I was thinking about buying some weights just 15kg though and I was wondering is there need for me to do weights and will it give me strength or am I wasting my money?


----------



## terryl965 (May 11, 2008)

If you want to build more strentgh then yes, it will also help with your punches. I say go at it and see.


----------



## ThaiBoxerVicky (May 11, 2008)

terryl965 said:


> If you want to build more strentgh then yes, it will also help with your punches. I say go at it and see.


 
Yes I will probably get them but I am not sure what type of exercises I should do with them?


----------



## terryl965 (May 11, 2008)

Arm curls and lateral curl, If you have a bench, then bench pressing as well.


----------



## ThaiBoxerVicky (May 11, 2008)

terryl965 said:


> Arm curls and lateral curl, If you have a bench, then bench pressing as well.


 

Could I do Squats as well?


----------



## terryl965 (May 11, 2008)

ThaiBoxerVicky said:


> Could I do Squats as well?


 
Of course you can and also dead lifting. What are you exactly trying to accomplish with the wieght training?


----------



## ThaiBoxerVicky (May 11, 2008)

terryl965 said:


> Of course you can and also dead lifting. What are you exactly trying to accomplish with the wieght training?


 
Strength for my punching etc.


----------



## Paul-M (May 12, 2008)

You can't just start lifting weights without knowing what you're doing, find someone to help you, maybe by joining a gym or getting a good book. Use light weights at first and get used to the techniques before you really push yourself or you might get injured. Just take it easy and don't add more weight until you're comfortable with what you're currently doing.


----------



## KempoGuy06 (May 16, 2008)

ThaiBoxerVicky said:


> Strength for my punching etc.


like terry mentioned curls are great to build up you biceps. Also try some standing chest flys, over the hear tricep pull downs and standing millitary press. This will give you a decent upper body work out hitting some key muscles and supporting muscles. 
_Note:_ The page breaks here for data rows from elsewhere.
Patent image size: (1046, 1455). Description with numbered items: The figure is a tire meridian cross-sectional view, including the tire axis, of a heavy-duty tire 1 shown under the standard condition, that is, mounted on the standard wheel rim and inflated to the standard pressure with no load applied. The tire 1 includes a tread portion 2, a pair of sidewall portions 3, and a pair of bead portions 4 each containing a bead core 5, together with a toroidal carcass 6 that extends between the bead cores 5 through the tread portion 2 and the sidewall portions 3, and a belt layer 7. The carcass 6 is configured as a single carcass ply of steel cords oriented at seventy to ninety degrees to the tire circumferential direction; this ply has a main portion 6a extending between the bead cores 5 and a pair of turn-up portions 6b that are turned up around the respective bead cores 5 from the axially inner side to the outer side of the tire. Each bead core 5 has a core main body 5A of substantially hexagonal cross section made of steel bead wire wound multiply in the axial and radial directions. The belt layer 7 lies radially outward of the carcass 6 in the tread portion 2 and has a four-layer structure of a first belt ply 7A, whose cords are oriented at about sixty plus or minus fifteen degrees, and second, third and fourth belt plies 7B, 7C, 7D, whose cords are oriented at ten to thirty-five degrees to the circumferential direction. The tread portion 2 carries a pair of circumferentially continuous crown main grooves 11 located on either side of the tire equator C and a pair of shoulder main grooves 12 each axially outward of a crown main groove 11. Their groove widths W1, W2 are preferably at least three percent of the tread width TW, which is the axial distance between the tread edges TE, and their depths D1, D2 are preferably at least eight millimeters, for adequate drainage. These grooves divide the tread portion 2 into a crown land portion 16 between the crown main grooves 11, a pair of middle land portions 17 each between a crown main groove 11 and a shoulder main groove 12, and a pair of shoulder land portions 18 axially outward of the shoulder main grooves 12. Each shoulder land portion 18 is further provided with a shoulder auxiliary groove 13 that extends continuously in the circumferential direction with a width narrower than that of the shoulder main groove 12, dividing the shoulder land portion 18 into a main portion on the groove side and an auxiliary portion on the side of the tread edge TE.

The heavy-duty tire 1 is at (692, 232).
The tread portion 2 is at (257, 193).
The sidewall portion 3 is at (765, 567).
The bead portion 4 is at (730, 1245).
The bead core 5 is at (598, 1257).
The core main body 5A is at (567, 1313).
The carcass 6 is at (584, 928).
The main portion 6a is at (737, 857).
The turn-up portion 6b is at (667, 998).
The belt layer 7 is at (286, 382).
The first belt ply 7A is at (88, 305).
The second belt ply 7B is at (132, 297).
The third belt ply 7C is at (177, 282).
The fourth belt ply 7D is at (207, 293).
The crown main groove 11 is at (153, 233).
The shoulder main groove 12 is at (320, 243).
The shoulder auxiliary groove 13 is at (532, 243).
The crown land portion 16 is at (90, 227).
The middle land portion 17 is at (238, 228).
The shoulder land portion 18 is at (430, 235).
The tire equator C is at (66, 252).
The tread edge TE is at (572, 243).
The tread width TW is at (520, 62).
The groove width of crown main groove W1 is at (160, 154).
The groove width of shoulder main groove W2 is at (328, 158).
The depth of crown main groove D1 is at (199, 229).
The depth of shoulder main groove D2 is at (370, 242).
Also Paul gave good advice be careful. dont start to high and make sure you have proper form. Ive seen way to many big guys with bad joints

B


----------



## Xue Sheng (May 16, 2008)

ThaiBoxerVicky said:


> I was thinking about buying some weights just 15kg though and I was wondering is there need for me to do weights and will it give me strength or am I wasting my money?


 
How's the back?


----------



## Live True (May 16, 2008)

ThaiBoxerVicky said:


> I was thinking about buying some weights just 15kg though and I was wondering is there need for me to do weights and will it give me strength or am I wasting my money?


 
I'm assuming form your name that you are female, and I would STRONGLY recommend a few good books on weight training specifically for women.  We have some slight differences in our hip attachments, etc. that can lead to injury if you use the wrong form.

I am ALL for weight training, as long as it's paired with a good stretching routine as well. That's why so many of the big dudes can't put down thier arms; no stretching to keep muscles long and elastic.  But weight training helps you build good muscle strength and better fat burning potential.  I still do weights (with some slight modifications) and I'm 4 1/2 months pregnant.  It's a great way to keep in shape!
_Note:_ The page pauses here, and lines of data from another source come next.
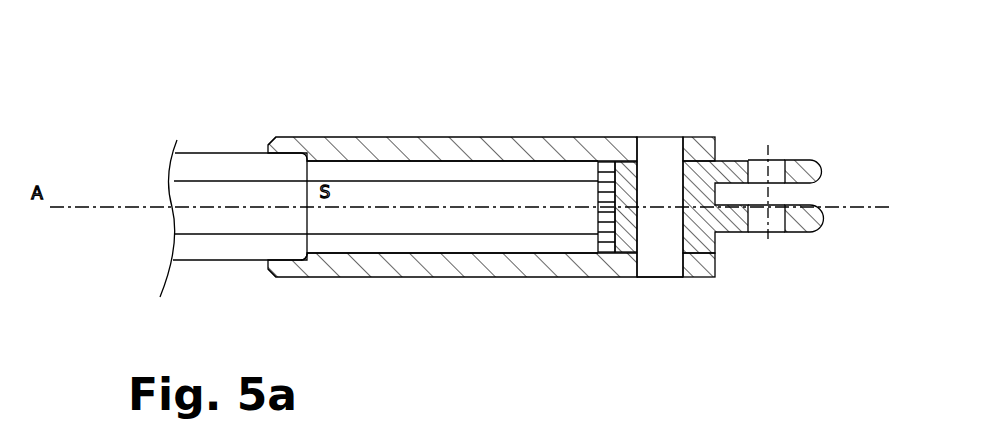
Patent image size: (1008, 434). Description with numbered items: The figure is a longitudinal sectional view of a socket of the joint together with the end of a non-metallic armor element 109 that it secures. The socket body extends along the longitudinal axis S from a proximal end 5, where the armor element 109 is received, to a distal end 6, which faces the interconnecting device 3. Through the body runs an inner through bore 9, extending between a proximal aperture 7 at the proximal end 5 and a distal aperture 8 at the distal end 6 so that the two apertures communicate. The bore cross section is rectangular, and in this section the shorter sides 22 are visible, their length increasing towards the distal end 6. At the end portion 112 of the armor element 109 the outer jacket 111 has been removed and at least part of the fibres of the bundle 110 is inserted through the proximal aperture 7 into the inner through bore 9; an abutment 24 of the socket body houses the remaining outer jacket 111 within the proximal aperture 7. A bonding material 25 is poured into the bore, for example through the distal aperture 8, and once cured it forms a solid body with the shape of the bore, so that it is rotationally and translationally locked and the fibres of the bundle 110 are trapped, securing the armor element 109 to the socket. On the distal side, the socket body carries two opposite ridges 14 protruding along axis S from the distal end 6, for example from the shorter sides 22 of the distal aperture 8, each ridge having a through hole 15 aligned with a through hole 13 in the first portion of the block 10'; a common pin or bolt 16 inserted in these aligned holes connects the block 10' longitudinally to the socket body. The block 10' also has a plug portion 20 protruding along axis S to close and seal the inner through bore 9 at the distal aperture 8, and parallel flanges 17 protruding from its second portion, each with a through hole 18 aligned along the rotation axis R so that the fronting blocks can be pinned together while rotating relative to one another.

The interconnecting device 3 is at (745, 137).
The proximal end 5 is at (317, 270).
The distal end 6 is at (700, 270).
The proximal aperture 7 is at (284, 150).
The distal aperture 8 is at (683, 258).
The inner through bore 9 is at (490, 253).
The block 10' is at (749, 134).
The through hole 13 is at (617, 250).
The ridges 14 is at (708, 267).
The through hole 15 is at (637, 273).
The common pin or bolt 16 is at (655, 162).
The flanges 17 is at (820, 205).
The through hole 18 is at (780, 222).
The plug portion 20 is at (627, 168).
The shorter sides 22 is at (357, 161).
The abutment 24 is at (300, 262).
The bonding material 25 is at (400, 170).
The armor element 109 is at (248, 126).
The bundle 110 is at (443, 195).
The outer jacket 111 is at (203, 160).
The end portion 112 is at (523, 195).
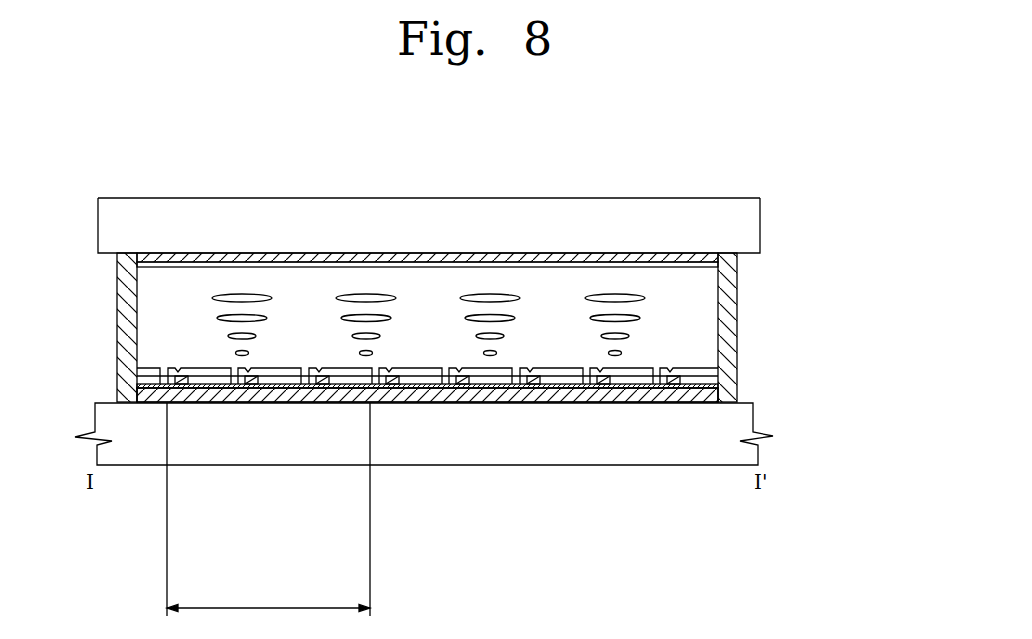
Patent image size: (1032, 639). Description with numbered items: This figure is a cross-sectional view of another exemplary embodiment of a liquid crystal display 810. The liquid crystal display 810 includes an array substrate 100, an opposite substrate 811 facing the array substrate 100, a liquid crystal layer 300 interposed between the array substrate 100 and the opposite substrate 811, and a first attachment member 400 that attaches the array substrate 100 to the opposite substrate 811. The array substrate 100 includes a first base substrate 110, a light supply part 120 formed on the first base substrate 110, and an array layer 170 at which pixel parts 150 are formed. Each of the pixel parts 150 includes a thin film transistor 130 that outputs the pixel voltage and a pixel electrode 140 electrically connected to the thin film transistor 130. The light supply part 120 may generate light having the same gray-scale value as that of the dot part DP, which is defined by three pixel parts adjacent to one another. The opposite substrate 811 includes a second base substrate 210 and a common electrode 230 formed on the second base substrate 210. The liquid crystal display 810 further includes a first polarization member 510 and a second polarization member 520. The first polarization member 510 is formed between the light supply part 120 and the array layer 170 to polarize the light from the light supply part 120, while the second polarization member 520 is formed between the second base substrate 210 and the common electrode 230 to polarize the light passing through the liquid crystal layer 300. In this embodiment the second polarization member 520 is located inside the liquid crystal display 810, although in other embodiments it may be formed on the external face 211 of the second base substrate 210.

The liquid crystal display 810 is at (692, 108).
The opposite substrate 811 is at (853, 215).
The second base substrate 210 is at (752, 223).
The external face 211 is at (590, 198).
The second polarization member 520 is at (419, 256).
The common electrode 230 is at (678, 268).
The first attachment member 400 is at (118, 328).
The liquid crystal layer 300 is at (148, 299).
The array substrate 100 is at (853, 350).
The array layer 170 is at (737, 383).
The pixel parts 150 is at (322, 532).
The pixel electrode 140 is at (288, 370).
The thin film transistor 130 is at (250, 390).
The light supply part 120 is at (737, 396).
The first polarization member 510 is at (433, 396).
The first base substrate 110 is at (753, 422).
The dot part DP is at (268, 509).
A book I would recommend, because it goes into anatomy, proper form and explains some issues (I used it, with the help of my chiropractor, to help design a program to strengthen my shoulders after a near miss with bursitis).
Strength Training for Women by Lori Incledon.

I've also heard Women's Strength Traiinng Anatomy by Frederic Delavier is good, but it's short on teh upper body strengtheners.
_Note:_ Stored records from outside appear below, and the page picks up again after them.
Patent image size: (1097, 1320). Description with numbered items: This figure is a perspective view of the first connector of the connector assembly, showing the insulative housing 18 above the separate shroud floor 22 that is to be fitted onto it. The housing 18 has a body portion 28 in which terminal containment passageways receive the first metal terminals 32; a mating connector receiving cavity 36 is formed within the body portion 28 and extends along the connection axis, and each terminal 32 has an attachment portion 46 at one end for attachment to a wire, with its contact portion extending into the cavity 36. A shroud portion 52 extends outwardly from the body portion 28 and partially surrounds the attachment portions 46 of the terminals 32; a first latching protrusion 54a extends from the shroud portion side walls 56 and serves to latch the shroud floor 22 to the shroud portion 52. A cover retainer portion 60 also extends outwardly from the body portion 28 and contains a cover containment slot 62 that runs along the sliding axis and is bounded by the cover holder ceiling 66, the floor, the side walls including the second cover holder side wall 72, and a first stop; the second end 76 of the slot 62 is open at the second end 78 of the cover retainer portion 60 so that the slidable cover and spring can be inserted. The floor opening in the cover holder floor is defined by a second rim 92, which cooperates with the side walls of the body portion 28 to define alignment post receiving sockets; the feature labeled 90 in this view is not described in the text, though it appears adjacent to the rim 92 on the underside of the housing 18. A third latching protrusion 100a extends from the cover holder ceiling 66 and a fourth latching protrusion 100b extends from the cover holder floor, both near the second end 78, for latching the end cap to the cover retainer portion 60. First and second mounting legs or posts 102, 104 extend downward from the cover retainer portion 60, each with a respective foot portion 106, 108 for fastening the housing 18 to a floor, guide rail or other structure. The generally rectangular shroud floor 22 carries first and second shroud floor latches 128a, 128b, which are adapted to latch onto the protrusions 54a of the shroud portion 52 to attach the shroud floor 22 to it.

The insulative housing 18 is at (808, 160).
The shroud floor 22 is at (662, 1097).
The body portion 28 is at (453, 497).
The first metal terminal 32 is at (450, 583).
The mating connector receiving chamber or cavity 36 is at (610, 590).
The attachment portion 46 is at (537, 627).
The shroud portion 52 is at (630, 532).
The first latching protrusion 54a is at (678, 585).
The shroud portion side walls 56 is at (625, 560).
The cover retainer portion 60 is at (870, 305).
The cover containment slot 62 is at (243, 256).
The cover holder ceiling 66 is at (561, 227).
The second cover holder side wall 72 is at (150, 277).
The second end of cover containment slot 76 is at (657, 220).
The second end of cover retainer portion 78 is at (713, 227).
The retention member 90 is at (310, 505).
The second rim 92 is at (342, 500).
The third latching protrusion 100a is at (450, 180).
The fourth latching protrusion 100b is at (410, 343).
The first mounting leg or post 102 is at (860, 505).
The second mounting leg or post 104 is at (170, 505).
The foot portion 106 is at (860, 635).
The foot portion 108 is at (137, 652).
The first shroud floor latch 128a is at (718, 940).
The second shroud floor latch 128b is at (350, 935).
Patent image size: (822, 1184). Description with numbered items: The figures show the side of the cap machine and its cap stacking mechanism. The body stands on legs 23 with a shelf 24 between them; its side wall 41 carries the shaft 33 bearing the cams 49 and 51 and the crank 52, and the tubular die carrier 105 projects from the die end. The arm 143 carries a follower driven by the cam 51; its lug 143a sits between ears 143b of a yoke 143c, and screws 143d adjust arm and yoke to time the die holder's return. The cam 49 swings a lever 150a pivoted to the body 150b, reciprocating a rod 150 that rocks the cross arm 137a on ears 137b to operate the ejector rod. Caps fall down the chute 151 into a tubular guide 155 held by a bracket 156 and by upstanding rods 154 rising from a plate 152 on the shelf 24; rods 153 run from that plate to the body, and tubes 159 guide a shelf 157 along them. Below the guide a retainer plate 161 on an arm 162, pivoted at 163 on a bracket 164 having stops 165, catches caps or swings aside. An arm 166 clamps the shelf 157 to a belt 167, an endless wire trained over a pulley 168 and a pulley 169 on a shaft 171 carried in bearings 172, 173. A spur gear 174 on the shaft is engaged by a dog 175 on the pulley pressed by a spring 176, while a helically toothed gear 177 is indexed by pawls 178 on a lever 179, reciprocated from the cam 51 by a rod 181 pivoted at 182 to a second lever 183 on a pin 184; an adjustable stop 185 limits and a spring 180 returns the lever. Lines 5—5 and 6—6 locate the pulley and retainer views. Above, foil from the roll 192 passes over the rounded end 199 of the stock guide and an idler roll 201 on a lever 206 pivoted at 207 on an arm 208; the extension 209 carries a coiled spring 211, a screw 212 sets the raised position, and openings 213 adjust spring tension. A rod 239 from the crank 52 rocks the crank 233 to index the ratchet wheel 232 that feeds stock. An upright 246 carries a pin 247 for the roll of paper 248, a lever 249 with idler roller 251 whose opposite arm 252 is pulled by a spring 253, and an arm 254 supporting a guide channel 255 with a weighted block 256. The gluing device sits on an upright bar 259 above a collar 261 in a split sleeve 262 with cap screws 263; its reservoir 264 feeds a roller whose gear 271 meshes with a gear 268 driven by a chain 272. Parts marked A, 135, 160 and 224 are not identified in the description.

Hope that's helpful.  Both of these will give you some good ideas of form and what to do for specific muscles/areas...but be sure to do a balanced program. If you overwork your hamstrings and don't work the quads...you will lead to muscle imbalance and possible injury/problems.


----------



## hongkongfooey (May 26, 2008)

If you want to build upper body strength fast, forget about the dumbbells and do body weight exercises. Push ups, dips, pull ups, and chin ups.


----------